J'can in We Have Met Before quartet
The next art exhibition to be presented at the National Gallery of Jamaica, Kingston, in partnership with the British Council, is named We Have Met Before.
Its purpose is to revisit the subject of Trans-Atlantic slavery and its afterlives, as seen through the eyes of four contemporary artists.
Scheduled for September 22 through November 4, 2017, the artists from across the globe were selected to bring a distinctive perspective with work that was created in different locales, with different media, and at different points in time.
We Have Met Before features Scottish artist Graham Fagen, Joscelyn Gardner from Barbados, Guyanese-born British artist Ingrid Pollard, and the youngest of the lot, Leasho Johnson from Jamaica.
VISUAL MIX
Johnson presents a visual mix of history and contemporary popular culture, with strong references to dancehall.
"The challenge is that as an artist, you can't share it with your own local people, the audience that it's about. A lot of artists have evolved beyond spaces. We have to take our stuff out of our spaces," he said.
Johnson decided to place his work on public walls. His graffiti art, which appeared around Kingston last year, seems to be all the marketing Johnson needed for his National Gallery debut.
"Everyone knows what dancehall comes with ... .", he said, referencing the cartoon-like female and gender-ambivalent figures in various provocative poses in his work.
"We have to understand that every Jamaican experiences Jamaican life and you cannot eliminate dancehall out of it," he told The Gleaner.
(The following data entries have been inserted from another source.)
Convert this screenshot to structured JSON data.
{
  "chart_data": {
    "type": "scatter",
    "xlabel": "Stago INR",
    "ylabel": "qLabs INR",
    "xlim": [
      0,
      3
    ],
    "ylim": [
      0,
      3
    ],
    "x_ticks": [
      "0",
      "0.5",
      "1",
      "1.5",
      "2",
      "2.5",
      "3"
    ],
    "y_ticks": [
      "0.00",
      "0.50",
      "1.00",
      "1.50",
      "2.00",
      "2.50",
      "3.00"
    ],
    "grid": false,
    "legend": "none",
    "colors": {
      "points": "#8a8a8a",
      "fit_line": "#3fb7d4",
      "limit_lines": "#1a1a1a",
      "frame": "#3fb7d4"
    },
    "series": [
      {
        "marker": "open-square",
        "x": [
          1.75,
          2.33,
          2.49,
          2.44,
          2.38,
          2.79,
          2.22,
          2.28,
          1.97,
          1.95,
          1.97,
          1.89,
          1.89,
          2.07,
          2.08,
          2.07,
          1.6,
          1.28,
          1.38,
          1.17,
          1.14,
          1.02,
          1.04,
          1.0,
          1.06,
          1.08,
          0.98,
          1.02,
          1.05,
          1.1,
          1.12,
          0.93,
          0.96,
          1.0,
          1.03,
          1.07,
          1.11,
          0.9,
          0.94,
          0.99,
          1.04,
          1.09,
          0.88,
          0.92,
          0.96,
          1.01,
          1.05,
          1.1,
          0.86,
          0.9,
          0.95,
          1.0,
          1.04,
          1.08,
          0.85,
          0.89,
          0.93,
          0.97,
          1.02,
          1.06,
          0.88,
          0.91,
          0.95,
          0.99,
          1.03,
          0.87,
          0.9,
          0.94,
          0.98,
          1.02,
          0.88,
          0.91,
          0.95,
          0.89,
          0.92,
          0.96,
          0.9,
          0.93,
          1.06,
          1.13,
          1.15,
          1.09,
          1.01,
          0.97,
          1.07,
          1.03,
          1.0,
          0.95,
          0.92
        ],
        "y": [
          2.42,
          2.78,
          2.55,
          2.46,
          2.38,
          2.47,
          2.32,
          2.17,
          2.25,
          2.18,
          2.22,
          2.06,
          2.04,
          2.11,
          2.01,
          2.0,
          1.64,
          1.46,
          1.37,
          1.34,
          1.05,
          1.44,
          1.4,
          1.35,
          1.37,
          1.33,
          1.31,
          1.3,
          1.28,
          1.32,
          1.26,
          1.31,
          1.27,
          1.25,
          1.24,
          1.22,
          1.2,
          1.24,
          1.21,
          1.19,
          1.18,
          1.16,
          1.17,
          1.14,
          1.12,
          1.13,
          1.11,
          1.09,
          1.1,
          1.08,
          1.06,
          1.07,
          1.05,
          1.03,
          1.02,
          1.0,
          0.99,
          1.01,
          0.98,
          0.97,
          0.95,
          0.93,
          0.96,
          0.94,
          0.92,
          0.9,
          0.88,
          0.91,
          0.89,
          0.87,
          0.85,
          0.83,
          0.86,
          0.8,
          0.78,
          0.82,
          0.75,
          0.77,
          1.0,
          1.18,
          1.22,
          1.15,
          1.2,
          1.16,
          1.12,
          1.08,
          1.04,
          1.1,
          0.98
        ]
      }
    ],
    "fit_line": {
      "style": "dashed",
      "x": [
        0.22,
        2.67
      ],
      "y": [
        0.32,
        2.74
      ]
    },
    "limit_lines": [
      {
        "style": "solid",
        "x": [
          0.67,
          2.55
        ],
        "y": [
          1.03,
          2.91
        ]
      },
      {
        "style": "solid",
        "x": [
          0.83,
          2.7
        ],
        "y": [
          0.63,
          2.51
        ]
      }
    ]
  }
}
We Have Met Before intends to invite viewers into a conversation about slavery and its legacy, where various perspectives can be expressed.
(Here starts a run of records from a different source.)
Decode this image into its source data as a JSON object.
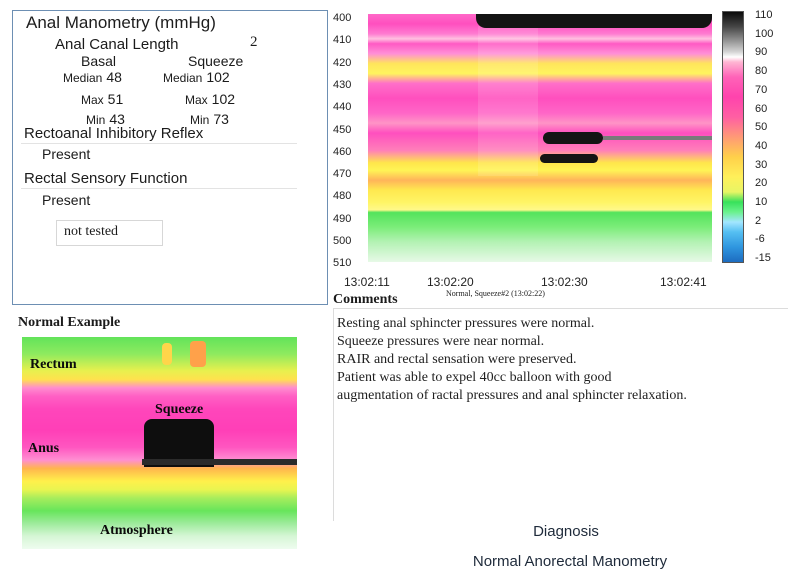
{
  "manometry": {
    "title": "Anal Manometry (mmHg)",
    "canal_length_label": "Anal Canal Length",
    "canal_length_value": "2",
    "basal": {
      "header": "Basal",
      "median_label": "Median",
      "median": "48",
      "max_label": "Max",
      "max": "51",
      "min_label": "Min",
      "min": "43"
    },
    "squeeze": {
      "header": "Squeeze",
      "median_label": "Median",
      "median": "102",
      "max_label": "Max",
      "max": "102",
      "min_label": "Min",
      "min": "73"
    },
    "rair_label": "Rectoanal Inhibitory Reflex",
    "rair_value": "Present",
    "sensory_label": "Rectal Sensory Function",
    "sensory_value": "Present",
    "not_tested": "not tested"
  },
  "chart_data": {
    "type": "heatmap",
    "y_ticks": [
      "400",
      "410",
      "420",
      "430",
      "440",
      "450",
      "460",
      "470",
      "480",
      "490",
      "500",
      "510"
    ],
    "x_ticks": [
      "13:02:11",
      "13:02:20",
      "13:02:30",
      "13:02:41"
    ],
    "caption": "Normal, Squeeze#2 (13:02:22)",
    "colorbar_ticks": [
      "110",
      "100",
      "90",
      "80",
      "70",
      "60",
      "50",
      "40",
      "30",
      "20",
      "10",
      "2",
      "-6",
      "-15"
    ]
  },
  "comments": {
    "title": "Comments",
    "lines": [
      "Resting anal sphincter pressures were normal.",
      "Squeeze pressures were near normal.",
      "RAIR and rectal sensation were preserved.",
      "Patient was able to expel 40cc balloon with good",
      "augmentation of ractal pressures and anal sphincter relaxation."
    ]
  },
  "example": {
    "title": "Normal Example",
    "rectum": "Rectum",
    "squeeze": "Squeeze",
    "anus": "Anus",
    "atmosphere": "Atmosphere"
  },
  "diagnosis": {
    "title": "Diagnosis",
    "value": "Normal Anorectal Manometry"
  }
}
"Dancehall is a hybridisation. I always considered it to be something that was 'as a result of', because you can't just take the people without them taking parts of themselves. Dancehall is like a reinvention of something that existed before. It embodies our Africanism, our whole culture in that way - and has become something else, because we've become something else. I'm just trying add on top of that and speak about it in a way that we haven't spoken about it," Johnson said."
"I view Jamaica as a commodity. It was a destination for a particular thing. It wasn't for us ... . The whole reason we are here, we were supposed to produce fruits, vegetables and sugar cane. In a way, we're still kind of viewed as this tropical destination where these exotic things exist - including us," he explained.